In 6 days I will be traveling to Malawi for research. When this opportunity first presented itself in the fall, I knew very little of the country besides the fiasco involving Madonna trying to adopt children illegally. So, here is a little about Malawi: It is a small land-locked country in the southern eastern region of Africa. Like most African nations – it was ruled by a long time “President for Life” until the mid 1990’s named Dr. Hastings Banda. Banda was oppressive and authoritarian, however, unlike many similar African dictators – he had a very pro-western foreign policy and allowed in many missionaries, US Peace Corp and other aid agencies. On another interesting note, was also close with the South African apartheid government, causing tensions between Malawi and other African states. Since 1995, it has had a democratically elected government. Yet, Malawi remains one of the world’s poorest countries, is home to refugees from many other African nations and struggles to feed itself.
The other interesting thing I recently realized is that Malawi is a country that has inspired me for several years. In 2007, an article appeared in the New York Times describing how Malawi had decided to ignore demands by the World Bank and USAID allowing only market forces to control the fertilizer industry. By subsidizing small-holder farmer’s purchase of fertilizer they had reversed a growing food shortage and quadrupled yields. I was moved by the story – not because I am a champion of the fertilizer industry, but because it reminded me how complex and urgent the issue of fertility and food security are, and of how soil fertility can have a dramatic impact on human dignity. Sometimes the sustainable agriculture movement can be blinded by dogma, preaching that organic farming and fertilizers are good, while synthetics are bad. But focusing on dogma alone can miss the fact that people are starving. While this story was an inspiration for my graduate school essays, I didn’t remember exactly what country it was about. I have to thank Dr. Kamprath, an emeritus professor in the department for bringing me a copy of the article yesterday. I’ve included a link here for those of you who would like to read it.

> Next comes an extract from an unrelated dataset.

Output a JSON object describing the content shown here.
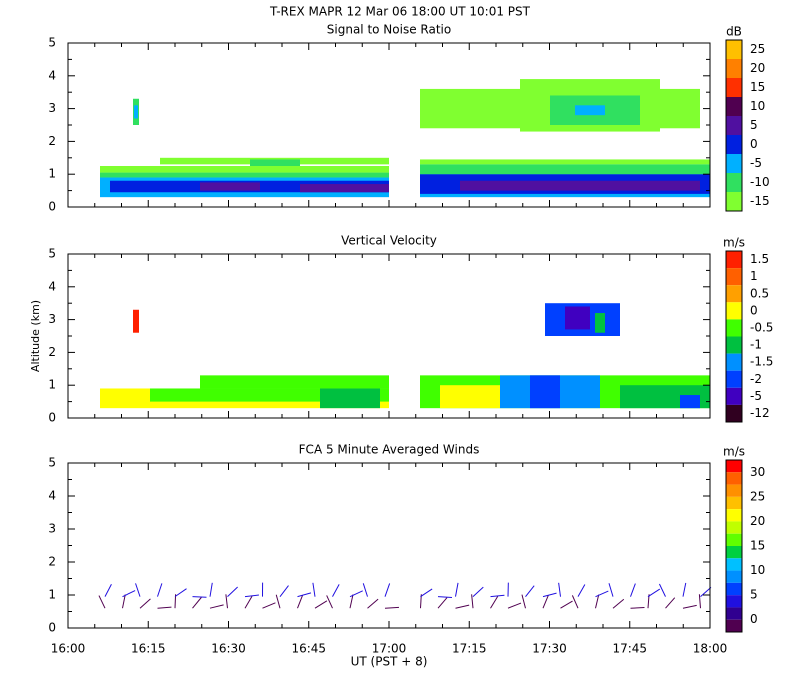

But what, you ask, will I be doing in Malawi? Well, for the past 8 or 9 years, work has been happening in a northern region of the country to introduce farmers to legume crops. Legumes are special for a few reasons. They include soybeans, peas, all dried beans and pulses – lentils etc., as well as forages like alfalfa and clover. They are incredibly nutritious and most contain high amounts of protein. They also can improve soil fertility by moving Nitrogen – one of the MOST important plant nutrients – from the atmosphere to the soil. However, they don’t do this alone. In order to get the nitrogen from the atmosphere they have to have a specific type of bacteria – rhizobia – infect their roots. These bacteria naturally exist in most soils – but not all of them, and soybeans are picky about what kind of rhizobia they will allow to infect their roots. Our project is focused on 2 crops that have proven to be the most popular with the farmers – Soybean and Pigeon pea. By growing these crops farmers can diversify their diets, feed their children more protein, improve their soil and even sell the extras for a little money. So this is the problem I’m working on. What kinds of rhizobia exist in these soils? Are they compatible with the varieties of soy we are planting? Can we get inoculants to add the correct bacteria, and if we do, will they survive?